CoinDCX, one of the premier cryptocurrency exchanges in India, suffered a staggering $44.2 million hack on July 19, which targeted an internal wallet. However, customer funds were confirmed to be secure as the breach did not compromise the exchange’s reserves.
Security Breach Details
The hack, first reported by ZachXBT and Cyvers Alerts on X, involved unauthorized transfers from the exchange. The compromised wallet, earmarked for liquidity provision on a partner exchange, was kept separate from CoinDCX’s proof-of-reserves. The attacker initiated the breach using 1 ETH, rerouting funds to Tornado Cash, a crypto mixer.
Subsequent attempts to disguise the original transfer included converting the stolen assets into various cryptocurrencies including ETH and SOL, complicating tracing efforts.

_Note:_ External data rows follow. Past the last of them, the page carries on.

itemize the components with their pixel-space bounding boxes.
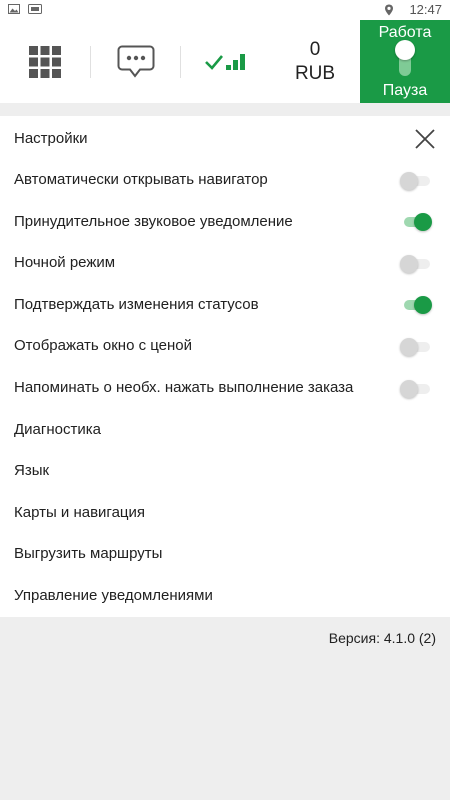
pause-label: Пауза — [382, 82, 428, 99]
close-icon[interactable] — [414, 128, 436, 150]
work-pause-toggle[interactable]: Работа Пауза — [360, 20, 450, 103]
setting-switch[interactable] — [400, 336, 432, 356]
setting-link-row[interactable]: Диагностика — [0, 409, 450, 450]
setting-link-row[interactable]: Выгрузить маршруты — [0, 533, 450, 574]
setting-switch[interactable] — [400, 170, 432, 190]
switch-knob — [414, 213, 432, 232]
grid-menu-icon — [29, 45, 61, 78]
setting-label: Принудительное звуковое уведомление — [14, 212, 293, 230]
switch-knob — [414, 296, 432, 315]
setting-toggle-row[interactable]: Отображать окно с ценой — [0, 325, 450, 366]
setting-switch[interactable] — [400, 211, 432, 232]
setting-label: Ночной режим — [14, 254, 116, 272]
setting-label: Отображать окно с ценой — [14, 337, 193, 355]
connection-signal-icon — [204, 53, 245, 70]
settings-header: Настройки — [0, 118, 450, 159]
setting-label: Диагностика — [14, 420, 101, 438]
status-bar: 12:47 — [0, 0, 450, 20]
setting-link-row[interactable]: Управление уведомлениями — [0, 575, 450, 616]
setting-label: Карты и навигация — [14, 503, 146, 521]
toolbar-gap — [0, 103, 450, 116]
status-time: 12:47 — [409, 2, 442, 17]
setting-toggle-row[interactable]: Ночной режим — [0, 242, 450, 283]
switch-knob — [400, 254, 418, 273]
settings-title: Настройки — [14, 130, 88, 147]
setting-label: Напоминать о необх. нажать выполнение за… — [14, 379, 354, 396]
setting-label: Выгрузить маршруты — [14, 545, 163, 563]
connection-status[interactable] — [181, 20, 270, 103]
switch-knob — [400, 379, 418, 398]
version-text: Версия: 4.1.0 (2) — [328, 630, 436, 646]
switch-knob — [400, 337, 418, 356]
setting-toggle-row[interactable]: Принудительное звуковое уведомление — [0, 201, 450, 242]
work-toggle-knob[interactable] — [395, 40, 415, 60]
setting-link-row[interactable]: Карты и навигация — [0, 492, 450, 533]
image-notification-icon — [8, 4, 20, 14]
setting-toggle-row[interactable]: Автоматически открывать навигатор — [0, 159, 450, 200]
balance-display: 0 RUB — [270, 20, 360, 103]
chat-button[interactable] — [91, 20, 180, 103]
sim-notification-icon — [28, 4, 42, 14]
switch-knob — [400, 171, 418, 190]
chat-bubble-icon — [117, 45, 154, 78]
setting-label: Подтверждать изменения статусов — [14, 295, 259, 313]
setting-switch[interactable] — [400, 378, 432, 398]
setting-label: Автоматически открывать навигатор — [14, 171, 268, 188]
setting-switch[interactable] — [400, 294, 432, 315]
setting-switch[interactable] — [400, 253, 432, 273]
settings-panel: Настройки Автоматически открывать навига… — [0, 116, 450, 617]
balance-amount: 0 — [309, 38, 321, 60]
setting-toggle-row[interactable]: Подтверждать изменения статусов — [0, 284, 450, 325]
menu-button[interactable] — [0, 20, 90, 103]
setting-label: Язык — [14, 462, 50, 480]
setting-toggle-row[interactable]: Напоминать о необх. нажать выполнение за… — [0, 367, 450, 408]
setting-link-row[interactable]: Язык — [0, 450, 450, 491]
setting-label: Управление уведомлениями — [14, 587, 213, 604]
location-pin-icon — [385, 4, 394, 15]
balance-currency: RUB — [294, 62, 336, 84]
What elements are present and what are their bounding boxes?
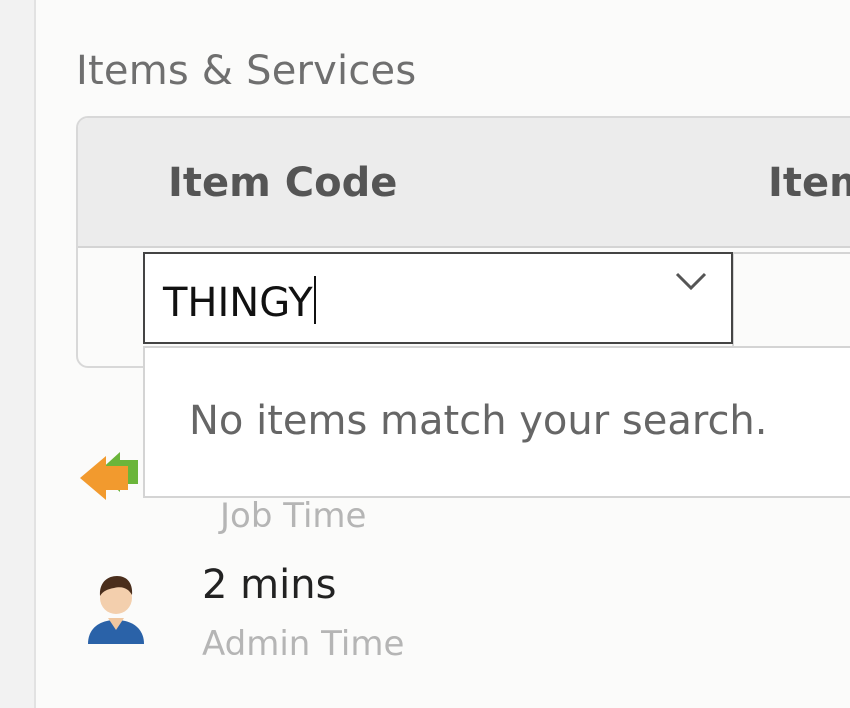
item-code-combobox[interactable]: THINGY bbox=[143, 252, 733, 344]
table-header: Item Code Item bbox=[78, 118, 850, 248]
user-avatar-icon bbox=[88, 576, 144, 644]
admin-time-label: Admin Time bbox=[202, 624, 405, 664]
swap-arrow-icon[interactable] bbox=[78, 452, 148, 504]
job-time-label: Job Time bbox=[220, 496, 367, 536]
no-results-message: No items match your search. bbox=[189, 398, 768, 444]
column-header-item: Item bbox=[768, 160, 850, 206]
item-code-dropdown: No items match your search. bbox=[143, 346, 850, 498]
column-header-item-code: Item Code bbox=[168, 160, 398, 206]
chevron-down-icon[interactable] bbox=[673, 264, 709, 300]
item-name-cell[interactable] bbox=[732, 252, 850, 350]
admin-time-value: 2 mins bbox=[202, 562, 337, 608]
section-title: Items & Services bbox=[76, 48, 417, 94]
left-sidebar-edge bbox=[0, 0, 36, 708]
item-code-input-value[interactable]: THINGY bbox=[163, 276, 316, 326]
text-cursor bbox=[313, 276, 316, 324]
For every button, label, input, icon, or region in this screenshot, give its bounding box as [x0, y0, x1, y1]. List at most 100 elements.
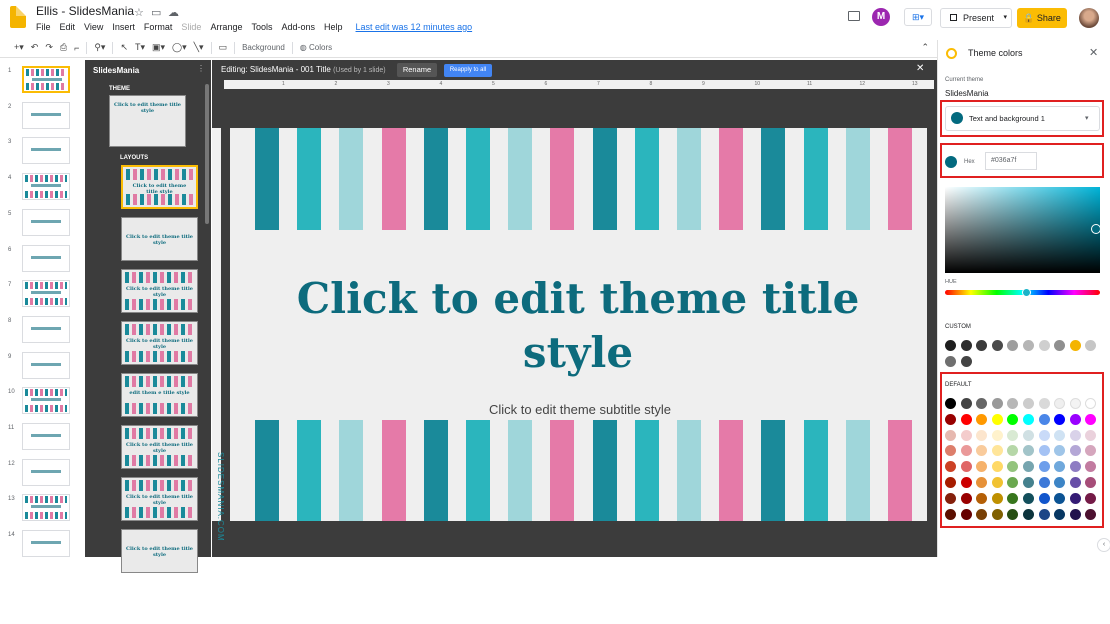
background-button[interactable]: Background: [242, 43, 285, 52]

The CEO, Sumit Gupta, insisted that no customer funds were lost, aiming to assure users amid rising community concerns about transparency and the exchange’s crisis management capabilities. The company plans to absorb the losses from its corporate treasury, thus ensuring no financial fallout for users.
Furthermore, CoinDCX temporarily halted crypto transactions, including fiat withdrawals, while clarifying that core trading volume remained steady. The exchange is working with cybersecurity firms to investigate the breach, and the hacker’s wallet addresses have been disclosed to facilitate tracking of the stolen funds.
To enhance security and support recovery efforts, CoinDCX has initiated a bug bounty program. Participants who help recover the funds will be eligible for a reward of up to 25% of the recovered amount.
In comparison, last year’s WazirX hack resulted in losses of $235 million, highlighting the ongoing challenges facing cryptocurrency exchanges in securing user assets.